While every person killed in the name of the United States who has not received the due process the Constitution guarantees is a tragedy and a significant weakening of our moral and constitutional foundation, the case of Abdulrahman al-Awlaki is particularly disturbing and his killing unconscionable.
As he sat enjoying a roadside picnic in Yemen with a few second cousins and their friends — most of whom the young Colorado native had never met before that day — the teenager and all his companions were killed by two Hellfire missiles fired from a Predator drone.
A question that has never been answered by President Barack Obama — the man who authorizes such assassinations — is what law authorized the murder of Abdulrahman al-Awlaki.
Some in the Obama administration, including the president, have argued that such sudden strikes are justified in the face of a credible threat posed by the victim. No such claim has been made in the case of the younger al-Awlaki. He posed no threat to the national security of the United States, but he was killed without opportunity to defend himself before an impartial judge in a court of law.
Although he was killed three years ago, to date the Obama administration has never informed the country of any wrongdoing by this teenager, other than being related to a man (his father) who posted on the Internet anti-American videos that allegedly influenced others to commit crimes.
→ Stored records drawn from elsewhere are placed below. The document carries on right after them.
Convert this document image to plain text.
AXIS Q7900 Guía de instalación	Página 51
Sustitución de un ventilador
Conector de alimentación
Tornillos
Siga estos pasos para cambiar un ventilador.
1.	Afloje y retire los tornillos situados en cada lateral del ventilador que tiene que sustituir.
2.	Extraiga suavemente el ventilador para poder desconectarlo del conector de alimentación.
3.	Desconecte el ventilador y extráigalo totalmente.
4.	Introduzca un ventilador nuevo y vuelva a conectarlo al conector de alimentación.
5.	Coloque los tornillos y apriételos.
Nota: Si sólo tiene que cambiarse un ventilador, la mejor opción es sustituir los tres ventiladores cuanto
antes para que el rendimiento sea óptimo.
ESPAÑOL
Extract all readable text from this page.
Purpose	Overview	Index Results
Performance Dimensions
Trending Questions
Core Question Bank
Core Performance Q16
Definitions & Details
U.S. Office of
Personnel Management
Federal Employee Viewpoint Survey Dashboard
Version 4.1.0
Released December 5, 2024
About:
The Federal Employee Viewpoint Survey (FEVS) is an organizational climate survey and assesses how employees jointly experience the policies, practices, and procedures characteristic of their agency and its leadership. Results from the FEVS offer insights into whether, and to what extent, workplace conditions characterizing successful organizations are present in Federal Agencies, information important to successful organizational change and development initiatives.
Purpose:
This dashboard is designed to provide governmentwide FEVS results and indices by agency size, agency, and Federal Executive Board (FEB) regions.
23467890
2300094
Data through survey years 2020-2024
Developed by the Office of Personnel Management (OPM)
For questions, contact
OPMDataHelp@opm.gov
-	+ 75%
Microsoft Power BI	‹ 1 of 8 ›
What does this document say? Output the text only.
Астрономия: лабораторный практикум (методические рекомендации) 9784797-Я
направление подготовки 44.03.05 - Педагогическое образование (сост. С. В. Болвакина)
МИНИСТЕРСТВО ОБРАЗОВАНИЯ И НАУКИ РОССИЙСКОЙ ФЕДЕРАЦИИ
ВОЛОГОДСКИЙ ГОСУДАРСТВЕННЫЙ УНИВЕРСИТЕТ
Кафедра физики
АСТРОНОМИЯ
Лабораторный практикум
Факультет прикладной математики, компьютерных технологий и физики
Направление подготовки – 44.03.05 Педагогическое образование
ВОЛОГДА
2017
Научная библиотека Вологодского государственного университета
A government-sanctioned assassination of such an individual is repugnant to all those who cherish life, liberty, and the due process that protects them.
An additional denial of due process came from the fact that no known attempt was ever made to capture this young man and take him into U.S. custody. Of course, that could be because he might actually have ended up in a court of law if he had been apprehended; and President Obama, a former lawyer, knows that trials can be long, messy, and unpredictable. It is much quicker and cleaner just to launch a missile and kill someone without going through the hassle of due process.
Finally, with regard to civilian casualties, not even the White House claims that Abdulrahman al-Awlaki was a member of al-Qaeda or any associated group believed to pose a threat to the United States. He was quite literally killed for being associated with one who was allegedly associated with those allegedly associated with al-Qaeda.
Not only was the target of the nighttime drone attack a civilian, but so were the boys sitting with him when two U.S. missiles lit up the area and killed them all. Being merely near a person related to someone accused of being associated with a group allegedly affiliated with an alleged al-Qaeda network is apparently sufficient provocation for becoming “collateral damage” in the U.S. “war on terror.”
Judge Collyer’s decision to dismiss this historic lawsuit witnesses the era into which our Republic has entered. The president of the United States sits in a chair in the White House rifling through dossiers of suspected terrorists. After listening to the advice of his claque of counselors, it is the president himself who designates who of the lineup is to be killed. As the New York Times explained in 2012:
Mr. Obama has placed himself at the helm of a top secret "nominations" process to designate terrorists for kill or capture, of which the capture part has become largely theoretical. He had vowed to align the fight against Al Qaeda with American values; the chart, introducing people whose deaths he might soon be asked to order, underscored just what a moral and legal conundrum this could be.
The legal conundrum has apparently now been solved in favor of the president’s power to add names to and subtract them from kill lists worthy of the bloodthirstiest Roman dictators.